With my agreement to its terms, my choice of target was no longer limited to people the creature wanted, I was allowed to choose mine for myself; for my daughter. I didn't think about the names on the creature's list as people, more as a means to an end. No longer did I consider who they were or what impact their death would have on others around them. I took their lives and fed the demon their souls.
My choices were a different matter. I discovered early on in my new career that the souls of bad people - murders, rapists, child molesters - were tainted with darkness. A bitter aftertaste, laced with violence, as it entered my being. It appeared to affect Sophie's emotions too and she became irritable at the drop of a hat. The day the new kitten reappeared with a broken neck was the day I realized how badly tarnished her own soul had become. That was when my targets changed.

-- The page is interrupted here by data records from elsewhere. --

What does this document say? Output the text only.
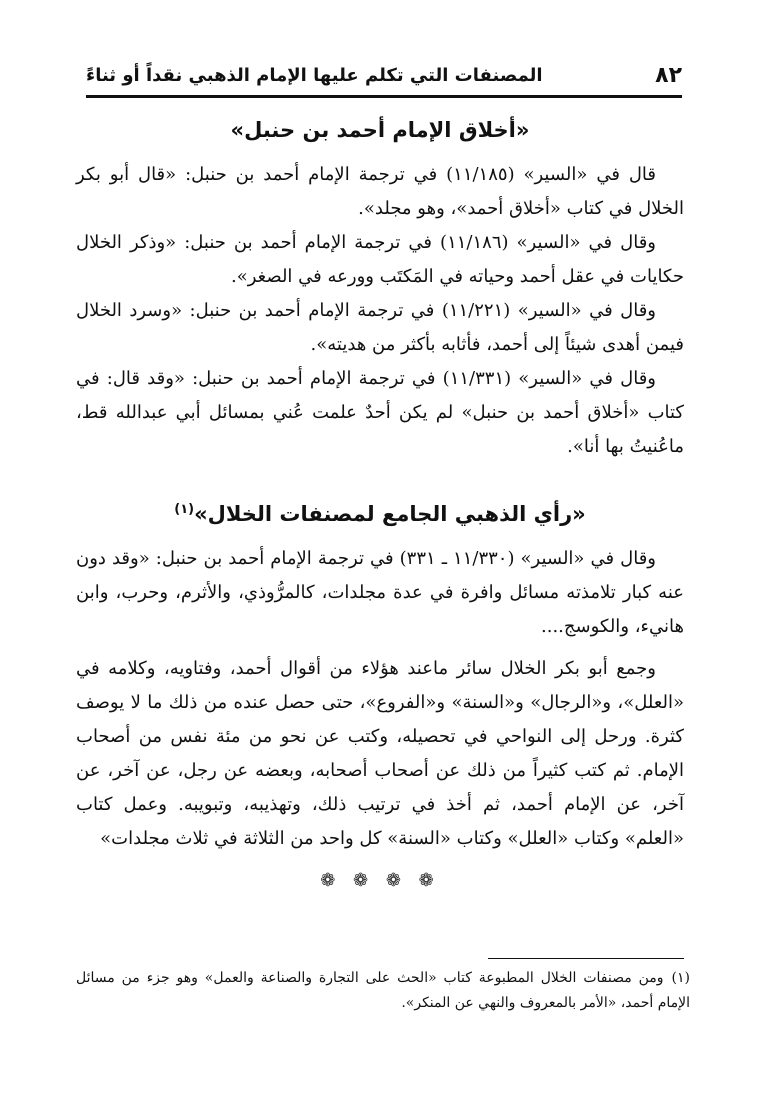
٨٢
المصنفات التي تكلم عليها الإمام الذهبي نقداً أو ثناءً
«أخلاق الإمام أحمد بن حنبل»

قال في «السير» (١١/١٨٥) في ترجمة الإمام أحمد بن حنبل: «قال أبو بكر الخلال في كتاب «أخلاق أحمد»، وهو مجلد».

وقال في «السير» (١١/١٨٦) في ترجمة الإمام أحمد بن حنبل: «وذكر الخلال حكايات في عقل أحمد وحياته في المَكتَب وورعه في الصغر».

وقال في «السير» (١١/٢٢١) في ترجمة الإمام أحمد بن حنبل: «وسرد الخلال فيمن أهدى شيئاً إلى أحمد، فأثابه بأكثر من هديته».

وقال في «السير» (١١/٣٣١) في ترجمة الإمام أحمد بن حنبل: «وقد قال: في كتاب «أخلاق أحمد بن حنبل» لم يكن أحدٌ علمت عُني بمسائل أبي عبدالله قط، ماعُنيتُ بها أنا».

«رأي الذهبي الجامع لمصنفات الخلال»$^{(١)}$

وقال في «السير» (١١/٣٣٠ ـ ٣٣١) في ترجمة الإمام أحمد بن حنبل: «وقد دون عنه كبار تلامذته مسائل وافرة في عدة مجلدات، كالمرُّوذي، والأثرم، وحرب، وابن هانيء، والكوسج....

وجمع أبو بكر الخلال سائر ماعند هؤلاء من أقوال أحمد، وفتاويه، وكلامه في «العلل»، و«الرجال» و«السنة» و«الفروع»، حتى حصل عنده من ذلك ما لا يوصف كثرة. ورحل إلى النواحي في تحصيله، وكتب عن نحو من مئة نفس من أصحاب الإمام. ثم كتب كثيراً من ذلك عن أصحاب أصحابه، وبعضه عن رجل، عن آخر، عن آخر، عن الإمام أحمد، ثم أخذ في ترتيب ذلك، وتهذيبه، وتبويبه. وعمل كتاب «العلم» وكتاب «العلل» وكتاب «السنة» كل واحد من الثلاثة في ثلاث مجلدات»

❁ ❁ ❁ ❁
(١)ومن مصنفات الخلال المطبوعة كتاب «الحث على التجارة والصناعة والعمل» وهو جزء من مسائل الإمام أحمد، «الأمر بالمعروف والنهي عن المنكر».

Instead of the killer, I stole life from the victims. I sought out the evangelists and God-fearing people. In the dead of night, I'd stalk the streets and deprive the homeless of their warmth; drunken revellers would lose their footing and fall from high places; businessmen would suffer heart attacks; drug addicts would overdose; firemen would get trapped in burning buildings and soldiers would step on land mines.
I watch her sleep, my little love, her arm curled around our dog in an embrace I wish she could share with me. The veil between our realms will not permit it, nor will it allow her to see me. Perhaps that's a blessing for I am no longer the man she once called Dad. I am a killer of the innocent, a gatherer of souls and determined to give nothing but the best to my daughter.
Sometimes, we must do terrible things in the name of love.